# [RESOLU] Paquets dépendants de OpenSSL au lieu de LibreSSL

## Luh

Bonsoir,

J'aimerai passer de OpenSSL à LibreSSL, mais malheureusement certains paquets dépendent de OpenSSL.

Si je veut faire ce changement c'est parce que OpenSSL 1.1.0f cause des erreurs et des conflits sur mon système.

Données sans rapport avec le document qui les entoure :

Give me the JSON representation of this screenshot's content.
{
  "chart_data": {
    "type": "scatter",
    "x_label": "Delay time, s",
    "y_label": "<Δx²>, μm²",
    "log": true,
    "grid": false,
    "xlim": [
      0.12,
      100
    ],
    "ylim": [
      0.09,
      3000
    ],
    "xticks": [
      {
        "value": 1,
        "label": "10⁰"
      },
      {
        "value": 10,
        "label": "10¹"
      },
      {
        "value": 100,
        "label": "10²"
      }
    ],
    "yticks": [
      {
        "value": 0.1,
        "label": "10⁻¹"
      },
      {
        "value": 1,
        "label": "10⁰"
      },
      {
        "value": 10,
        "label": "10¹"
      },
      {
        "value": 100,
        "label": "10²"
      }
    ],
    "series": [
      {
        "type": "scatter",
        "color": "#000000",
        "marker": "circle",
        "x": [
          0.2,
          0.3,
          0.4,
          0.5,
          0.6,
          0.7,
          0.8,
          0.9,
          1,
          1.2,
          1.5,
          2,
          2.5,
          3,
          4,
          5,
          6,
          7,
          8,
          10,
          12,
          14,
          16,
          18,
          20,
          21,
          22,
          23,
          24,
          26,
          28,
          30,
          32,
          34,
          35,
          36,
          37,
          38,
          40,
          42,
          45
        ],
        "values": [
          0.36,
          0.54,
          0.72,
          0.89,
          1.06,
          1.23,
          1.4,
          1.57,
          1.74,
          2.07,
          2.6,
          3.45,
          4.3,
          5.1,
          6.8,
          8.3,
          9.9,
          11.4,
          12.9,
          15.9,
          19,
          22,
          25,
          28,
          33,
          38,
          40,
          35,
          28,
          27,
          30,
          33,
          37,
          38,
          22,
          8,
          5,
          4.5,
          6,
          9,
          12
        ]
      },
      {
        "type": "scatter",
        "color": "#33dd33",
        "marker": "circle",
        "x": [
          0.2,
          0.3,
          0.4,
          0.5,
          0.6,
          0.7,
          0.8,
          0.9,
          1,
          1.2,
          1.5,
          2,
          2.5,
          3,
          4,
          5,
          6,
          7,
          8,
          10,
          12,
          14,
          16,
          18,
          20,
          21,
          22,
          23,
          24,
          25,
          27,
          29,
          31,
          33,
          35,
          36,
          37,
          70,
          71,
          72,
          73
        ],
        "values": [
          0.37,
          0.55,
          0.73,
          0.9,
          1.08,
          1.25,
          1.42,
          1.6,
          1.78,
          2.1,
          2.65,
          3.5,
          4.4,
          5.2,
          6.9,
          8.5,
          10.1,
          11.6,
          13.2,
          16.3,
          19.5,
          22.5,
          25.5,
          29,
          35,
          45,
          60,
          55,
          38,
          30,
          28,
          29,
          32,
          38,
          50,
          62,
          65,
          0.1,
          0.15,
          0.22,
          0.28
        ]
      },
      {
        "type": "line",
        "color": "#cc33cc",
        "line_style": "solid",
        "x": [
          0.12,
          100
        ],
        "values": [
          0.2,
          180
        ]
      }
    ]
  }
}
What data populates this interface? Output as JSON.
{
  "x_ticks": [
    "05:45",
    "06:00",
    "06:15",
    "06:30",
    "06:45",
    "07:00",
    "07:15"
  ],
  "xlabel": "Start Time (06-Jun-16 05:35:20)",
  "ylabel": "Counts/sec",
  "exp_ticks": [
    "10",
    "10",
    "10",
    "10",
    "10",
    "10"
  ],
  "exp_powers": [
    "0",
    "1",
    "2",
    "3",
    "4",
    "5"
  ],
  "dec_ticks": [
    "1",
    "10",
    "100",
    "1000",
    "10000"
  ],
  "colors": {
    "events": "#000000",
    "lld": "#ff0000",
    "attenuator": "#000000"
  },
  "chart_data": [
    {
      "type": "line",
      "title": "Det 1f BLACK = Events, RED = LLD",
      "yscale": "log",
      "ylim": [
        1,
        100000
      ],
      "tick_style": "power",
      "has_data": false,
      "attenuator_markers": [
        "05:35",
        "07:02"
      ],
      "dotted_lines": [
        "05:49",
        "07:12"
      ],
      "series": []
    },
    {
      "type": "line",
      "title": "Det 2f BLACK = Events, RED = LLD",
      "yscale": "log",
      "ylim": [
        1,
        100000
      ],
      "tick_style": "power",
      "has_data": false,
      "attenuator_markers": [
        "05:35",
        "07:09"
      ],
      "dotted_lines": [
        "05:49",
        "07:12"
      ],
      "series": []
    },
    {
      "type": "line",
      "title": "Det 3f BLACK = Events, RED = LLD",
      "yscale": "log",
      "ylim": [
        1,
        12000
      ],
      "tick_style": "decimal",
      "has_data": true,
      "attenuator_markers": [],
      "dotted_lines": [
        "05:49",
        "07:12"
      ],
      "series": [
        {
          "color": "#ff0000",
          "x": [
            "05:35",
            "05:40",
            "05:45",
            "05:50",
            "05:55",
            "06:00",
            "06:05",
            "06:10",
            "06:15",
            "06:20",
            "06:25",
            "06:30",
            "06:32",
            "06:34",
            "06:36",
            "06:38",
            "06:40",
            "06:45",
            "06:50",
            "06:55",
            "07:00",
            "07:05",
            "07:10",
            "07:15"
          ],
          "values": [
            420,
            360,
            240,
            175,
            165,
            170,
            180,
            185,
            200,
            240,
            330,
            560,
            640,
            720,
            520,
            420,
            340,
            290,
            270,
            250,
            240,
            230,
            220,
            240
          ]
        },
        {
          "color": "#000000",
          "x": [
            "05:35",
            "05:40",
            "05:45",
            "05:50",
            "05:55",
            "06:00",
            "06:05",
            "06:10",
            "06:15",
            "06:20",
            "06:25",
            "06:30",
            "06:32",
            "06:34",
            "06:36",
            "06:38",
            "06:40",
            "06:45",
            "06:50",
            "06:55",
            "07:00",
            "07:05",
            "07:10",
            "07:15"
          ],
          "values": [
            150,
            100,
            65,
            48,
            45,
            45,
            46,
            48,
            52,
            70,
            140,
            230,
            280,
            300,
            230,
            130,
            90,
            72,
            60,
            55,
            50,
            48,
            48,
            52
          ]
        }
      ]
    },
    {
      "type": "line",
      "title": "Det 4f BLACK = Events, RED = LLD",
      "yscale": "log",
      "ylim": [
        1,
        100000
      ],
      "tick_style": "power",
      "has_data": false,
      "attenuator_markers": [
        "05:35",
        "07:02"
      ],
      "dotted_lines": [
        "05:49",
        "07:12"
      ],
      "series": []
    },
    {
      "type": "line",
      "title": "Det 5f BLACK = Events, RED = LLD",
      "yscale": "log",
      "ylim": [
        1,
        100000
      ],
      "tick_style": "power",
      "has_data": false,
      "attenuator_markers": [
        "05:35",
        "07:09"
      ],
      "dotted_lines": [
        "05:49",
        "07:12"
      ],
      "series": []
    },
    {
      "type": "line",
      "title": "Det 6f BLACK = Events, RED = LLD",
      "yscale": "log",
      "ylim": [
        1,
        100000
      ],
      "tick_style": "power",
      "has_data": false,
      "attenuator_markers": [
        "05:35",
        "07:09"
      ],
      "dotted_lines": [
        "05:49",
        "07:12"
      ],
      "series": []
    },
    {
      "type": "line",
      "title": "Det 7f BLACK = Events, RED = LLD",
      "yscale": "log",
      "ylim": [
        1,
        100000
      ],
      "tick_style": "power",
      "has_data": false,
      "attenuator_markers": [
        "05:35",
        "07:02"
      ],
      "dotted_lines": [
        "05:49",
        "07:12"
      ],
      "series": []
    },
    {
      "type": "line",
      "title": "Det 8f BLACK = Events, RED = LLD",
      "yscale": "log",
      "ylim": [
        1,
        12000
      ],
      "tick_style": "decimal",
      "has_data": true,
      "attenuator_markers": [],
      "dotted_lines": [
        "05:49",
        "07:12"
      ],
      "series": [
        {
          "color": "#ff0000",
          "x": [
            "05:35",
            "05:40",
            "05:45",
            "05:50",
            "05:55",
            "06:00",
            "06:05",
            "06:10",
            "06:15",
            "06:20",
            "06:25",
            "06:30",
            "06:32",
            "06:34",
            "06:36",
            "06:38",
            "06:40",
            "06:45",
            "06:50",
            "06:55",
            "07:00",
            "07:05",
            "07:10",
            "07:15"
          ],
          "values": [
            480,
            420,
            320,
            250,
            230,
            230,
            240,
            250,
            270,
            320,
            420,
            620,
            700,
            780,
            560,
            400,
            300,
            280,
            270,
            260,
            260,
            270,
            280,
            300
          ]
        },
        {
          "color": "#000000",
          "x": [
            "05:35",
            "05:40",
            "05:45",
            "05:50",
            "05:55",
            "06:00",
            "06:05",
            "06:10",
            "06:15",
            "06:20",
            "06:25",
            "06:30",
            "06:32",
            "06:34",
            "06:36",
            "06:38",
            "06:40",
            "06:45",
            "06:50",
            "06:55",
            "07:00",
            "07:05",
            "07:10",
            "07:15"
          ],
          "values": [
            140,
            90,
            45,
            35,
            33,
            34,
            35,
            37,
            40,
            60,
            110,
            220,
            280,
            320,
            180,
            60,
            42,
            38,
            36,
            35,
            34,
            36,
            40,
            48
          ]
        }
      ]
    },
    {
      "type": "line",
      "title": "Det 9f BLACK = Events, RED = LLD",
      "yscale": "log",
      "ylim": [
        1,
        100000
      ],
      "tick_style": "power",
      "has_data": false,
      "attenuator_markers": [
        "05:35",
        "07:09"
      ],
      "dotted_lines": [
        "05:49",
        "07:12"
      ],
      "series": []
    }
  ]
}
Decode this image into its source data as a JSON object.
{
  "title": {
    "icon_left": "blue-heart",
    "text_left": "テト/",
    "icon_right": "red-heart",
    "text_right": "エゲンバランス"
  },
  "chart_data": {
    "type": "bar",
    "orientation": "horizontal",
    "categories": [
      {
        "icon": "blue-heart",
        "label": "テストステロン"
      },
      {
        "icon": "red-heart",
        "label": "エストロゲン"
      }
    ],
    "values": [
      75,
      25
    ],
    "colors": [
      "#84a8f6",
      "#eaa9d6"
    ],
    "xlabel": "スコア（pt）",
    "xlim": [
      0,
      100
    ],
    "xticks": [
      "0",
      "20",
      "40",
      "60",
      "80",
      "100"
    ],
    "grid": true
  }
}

Paquets compatibles uniquement OpenSSL:

```

dev-qt/qtnetwork-5.7.1

kde-frameworks/kdelibs4support-5.34.0

kde-frameworks/khtml-5.34.0

media-video/ffmpeg-3.2.6

```

Malheureusement je ne peux les désinstaller car certains logiciels dépendent d'eux.

Du coup je suis bloqué..

Auriez-vous une solution ?

J'aimerai bien faire une mise à jour global du système, mais lors de celle-ci openssl 1.1 veut s'installer.

Ah, et je suis sur une version de Gentoo datant du 1er septembre (2017) et en amd64.

----------

## sebB

Salut,

Tu peux suivre ce bug https://bugs.gentoo.org/561854

Par contre à partir du moment ou un paquet aura besoin de openssl, tu auras le conflit openssl/libressl

----------

## Luh

Salut,

J'ai jeté un coup d'oeil sur le bugzilla et d'après https://bugs.gentoo.org/562050, c'est impossible.

Du coup je suis obligé de tout faire avec OpenSSL. Sauf que dev-lang/python-2.7.12 ne veut pas compiler avec la version 1.1.0f.

Message d'erreur lors de la compilation:

https://pastebin.com/PHh3vcjp

Y-a-t-il un moyen de spécifier la version à utiliser pour un paquet ? Ou pour le système entier ?

----------

## sebB

https://bugs.gentoo.org/592480

Une raison d'utiliser la version testing d'openssl?

----------

## Luh

 *sebB wrote:*   

> https://bugs.gentoo.org/592480
> 
> Une raison d'utiliser la version testing d'openssl?

 

Tu voulais dire de ne pas utiliser la version 1.1.0 ?

J'ai le même soucis avec python 2.7.13:

https://pastebin.com/GwP0aZFp

----------

## sebB

 *Quote:*   

> Tu voulais dire de ne pas utiliser la version 1.1.0 ? 

 

Oui. Tu as absolument bezoin de la version testing?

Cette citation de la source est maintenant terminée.